Progressives seek like-minded replacement for Platner in Senate race

Progressives seek like-minded replacement for Platner in Senate race


Graham Platner has yet to withdraw as the Democratic nominee for Senate in Maine, but the near-universal calls for him to drop out over a sexual assault accusation have party leaders and would-be replacements scrambling.

Platner, who denies the allegation, has canceled his campaign events and said he is considering the path forward.

But Maine Democrats are working feverishly on the assumption that he’ll step aside before the July 13 deadline set out in state law, with those on the left calling for a candidate aligned with Platner’s progressive vision.

Several prior candidates have raised their hands to take Platner’s place atop the ticket in the contest against incumbent Republican Sen. Susan Collins.

Troy Jackson, a former state senator and logger who ran unsuccessfully for governor this year, filed paperwork Tuesday with the Federal Elections Commission to form an exploratory committee for a U.S. Senate run.

A progressive whom Vermont Sen. Bernie Sanders endorsed in his gubernatorial race, Jackson could replicate Graham Platner’s appeal to the left flank of the Democratic Party. 

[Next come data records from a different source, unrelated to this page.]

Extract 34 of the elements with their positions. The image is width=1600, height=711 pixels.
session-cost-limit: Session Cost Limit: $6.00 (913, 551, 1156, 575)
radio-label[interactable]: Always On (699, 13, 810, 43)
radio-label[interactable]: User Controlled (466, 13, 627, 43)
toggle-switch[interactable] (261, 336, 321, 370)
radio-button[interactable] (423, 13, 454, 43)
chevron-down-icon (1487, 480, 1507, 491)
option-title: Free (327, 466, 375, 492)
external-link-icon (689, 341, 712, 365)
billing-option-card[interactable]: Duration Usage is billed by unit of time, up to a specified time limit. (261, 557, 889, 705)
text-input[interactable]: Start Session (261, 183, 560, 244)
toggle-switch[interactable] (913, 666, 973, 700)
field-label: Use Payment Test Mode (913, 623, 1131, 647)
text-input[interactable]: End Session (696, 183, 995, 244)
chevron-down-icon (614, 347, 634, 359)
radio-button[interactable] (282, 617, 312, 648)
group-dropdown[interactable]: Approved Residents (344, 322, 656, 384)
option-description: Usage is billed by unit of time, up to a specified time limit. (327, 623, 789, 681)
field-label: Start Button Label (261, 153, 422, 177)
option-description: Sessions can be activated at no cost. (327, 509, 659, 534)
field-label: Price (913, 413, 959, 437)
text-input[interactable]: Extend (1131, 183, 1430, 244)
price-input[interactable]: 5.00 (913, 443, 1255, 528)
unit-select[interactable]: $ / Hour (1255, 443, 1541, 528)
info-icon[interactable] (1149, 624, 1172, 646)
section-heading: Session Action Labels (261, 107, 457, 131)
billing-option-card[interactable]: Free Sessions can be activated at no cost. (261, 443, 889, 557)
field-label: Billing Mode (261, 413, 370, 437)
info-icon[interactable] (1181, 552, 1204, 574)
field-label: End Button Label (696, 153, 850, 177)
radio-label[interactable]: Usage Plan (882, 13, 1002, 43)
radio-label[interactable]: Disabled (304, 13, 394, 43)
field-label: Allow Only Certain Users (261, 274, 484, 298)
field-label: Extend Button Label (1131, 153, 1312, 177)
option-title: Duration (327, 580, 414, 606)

Jackson impressed state Democrats in 2014 with a speech he gave at the Maine Democratic Convention during an unsuccessful run for Congress. He spoke that night about leaving his home in northern Maine “every week for job sites away from home while Canadian companies cut wood all around our little town of Allagash,” according to a recording posted online.

“I knew that something wasn’t right,” he said.

Jackson wrote online Monday that Platner “should withdraw from this race today.”

He then told the Bangor Daily News he would be “very, very interested” in running for Senate if Platner ended his campaign.

Jackson would appear to satisfy the demands of progressive leaders who are calling for a candidate aligned with their politics, such as Rep. Rashida Tlaib, D-Wa., who wrote Tuesday that Platner should “be replaced by a progressive fighter who will deliver for the people and help win back the Senate.”

But Jackson may have to defend an early-career record that skewed conservative on some social issues, including a 2009 state senate vote against a bill to permit same-sex couples to marry.

When he ran for Congress in 2014, Jackson called that “the worst vote I ever took” and said he supported same-sex marriage when it appeared on the state ballot in 2012.

Another Democrat who ran unsuccessfully for governor, Nirav Shah, has expressed interest in running for Senate, saying in an online post Tuesday that he was “evaluating whether I should enter” the contest.

Shah, a former head of the Maine Centers for Disease Control, said, “I’m not an establishment politician, and I’m not an insider.”